GPS is a wonderful technology. It allows you to glance at your display and see exactly where you are! Chart plotters are even better, granting you the ability to see not only your coordinates, but your live position on a digital chart. Snaking your way through coral reefs at night becomes easy as driving down a country road, just follow the map and keep your digital representation on the map in the middle of your digital representation of a road and hope that there is no new debris in the way that you could bump into.
So we all agree relying too heavily on GPS is a bad thing and that it doesn’t replace proper seamanship and navigation?
If a nuclear bomb detonates in space at the start of World War III or if lightning strikes your mast (both equally probable events), the GPS as well as all your electronic navigational equipment will be toast! This is where backups come into play.
The most reliable and time tested backup is the classic sextant. You see them in movies where they try to make the captain look extra “shippy” by having him look out into the distance and say “Aye, we be nearin’ the coast”. The sextants they show in movies are in fact movie props, but they look like the bronze masterpieces created by expert craftsmen.
For the price of a small boat, you can have a piece of navigational history! You will have an expensive antique that has stood the test of time and is incredibly heavy to hold while you try to sight the sun to find your position.
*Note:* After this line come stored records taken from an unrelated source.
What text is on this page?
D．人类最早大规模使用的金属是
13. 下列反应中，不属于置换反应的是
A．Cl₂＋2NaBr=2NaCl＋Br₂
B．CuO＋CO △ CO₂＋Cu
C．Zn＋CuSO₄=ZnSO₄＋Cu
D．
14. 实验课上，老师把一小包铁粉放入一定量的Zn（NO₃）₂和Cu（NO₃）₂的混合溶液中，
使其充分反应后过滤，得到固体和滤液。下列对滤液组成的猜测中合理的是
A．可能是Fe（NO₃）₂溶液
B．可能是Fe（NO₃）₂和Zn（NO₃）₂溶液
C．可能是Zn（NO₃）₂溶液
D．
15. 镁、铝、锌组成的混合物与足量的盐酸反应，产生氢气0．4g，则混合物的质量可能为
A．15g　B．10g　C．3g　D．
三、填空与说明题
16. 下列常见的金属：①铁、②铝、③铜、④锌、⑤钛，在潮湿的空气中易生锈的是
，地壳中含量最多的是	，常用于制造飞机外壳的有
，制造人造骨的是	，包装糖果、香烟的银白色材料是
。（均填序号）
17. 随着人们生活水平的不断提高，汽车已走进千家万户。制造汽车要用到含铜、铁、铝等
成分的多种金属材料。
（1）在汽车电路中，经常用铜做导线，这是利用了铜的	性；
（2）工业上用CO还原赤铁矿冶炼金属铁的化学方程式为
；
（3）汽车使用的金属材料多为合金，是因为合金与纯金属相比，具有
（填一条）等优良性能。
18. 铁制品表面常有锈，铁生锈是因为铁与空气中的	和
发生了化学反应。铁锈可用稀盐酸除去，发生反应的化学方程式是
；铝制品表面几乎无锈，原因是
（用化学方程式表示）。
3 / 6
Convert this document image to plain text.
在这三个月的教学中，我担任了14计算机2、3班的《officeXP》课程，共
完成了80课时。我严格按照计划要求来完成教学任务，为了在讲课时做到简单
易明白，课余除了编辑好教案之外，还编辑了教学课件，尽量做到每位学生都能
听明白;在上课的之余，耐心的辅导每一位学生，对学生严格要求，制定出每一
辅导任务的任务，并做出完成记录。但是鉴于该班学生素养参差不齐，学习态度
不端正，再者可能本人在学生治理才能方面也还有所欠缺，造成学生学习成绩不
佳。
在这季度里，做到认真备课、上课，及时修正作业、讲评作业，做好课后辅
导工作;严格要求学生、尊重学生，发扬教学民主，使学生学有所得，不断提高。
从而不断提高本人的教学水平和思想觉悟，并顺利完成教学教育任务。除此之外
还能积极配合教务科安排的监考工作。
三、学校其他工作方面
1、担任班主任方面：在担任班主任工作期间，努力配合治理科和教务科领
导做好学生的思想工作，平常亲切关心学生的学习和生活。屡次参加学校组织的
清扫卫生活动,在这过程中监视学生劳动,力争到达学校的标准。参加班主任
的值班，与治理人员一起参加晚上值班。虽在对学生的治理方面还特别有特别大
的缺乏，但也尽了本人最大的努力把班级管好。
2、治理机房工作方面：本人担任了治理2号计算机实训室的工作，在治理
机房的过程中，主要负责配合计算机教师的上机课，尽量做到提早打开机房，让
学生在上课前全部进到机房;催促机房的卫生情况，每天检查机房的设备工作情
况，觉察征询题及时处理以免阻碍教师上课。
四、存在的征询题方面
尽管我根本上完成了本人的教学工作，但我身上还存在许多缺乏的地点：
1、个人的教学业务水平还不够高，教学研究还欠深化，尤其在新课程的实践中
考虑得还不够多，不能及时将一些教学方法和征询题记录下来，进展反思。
For that price, you could buy yourself a fancy Raymarine chartplotter and be able to snake your way through narrow waterways on the giant display screen!
What about those significantly less expensive plastic sextants? Are they any good? What are the problems with them? Why are they so much cheaper than the bronze models?
In 2020, we crossed the Atlantic from Cape Verde to Suriname (East to West crossing) using a plastic sextant as our guide. We turned off the GPS and primarily used noon sights to find our way across the ocean.
The plastic sextant did the trick! It accurately records the height of the sun in the sky and is easy to hold while you are doing a reading thanks to its lightweight plastic design.
As for concerns that the plastic sextants are “cheap”: They are a delicate measuring device that needs to be cared for. If you feel that a $2000 bronze sextant needs to live in its case, safely stowed inside the boat, why shouldn’t you do the same thing for your $300 plastic sextant?
We keep our sextant in a specially made box, safely stowed in the cabin away from strong sunlight. If I left it out on the deck, the heat from the sun could distort the arc of the sextant and ruin it; but why would you do that? Take care of your sextant and treat it as a priceless piece of equipment while you are sailing because regardless of the price, all sextants are irreplaceable out at sea.
Some people feel that you get what you pay for and if you paid more, it’s naturally better! Bronze is an expensive metal to make things out of compared to plastic, which is why the bronze units are so much more expensive! A solid gold sextant would be the most expensive option of all, but being made of gold would not make it any better than a bronze or plastic unit. The second part of the cost is the act of making the unit calibrated. Regardless of the material, calibrating the unit is an exacting task which takes money to do, and the result is a precise measuring device made out of different materials. The major cost difference is in the material that the measurements are produced on.
For a reliable backup to navigational electronics, we trust our plastic sextant! It does the job, is light weight, and won’t corrode in the marine environment. If it does die a watery or heat related death, it can also be replaced at an affordable rate compared to a more expensive unit.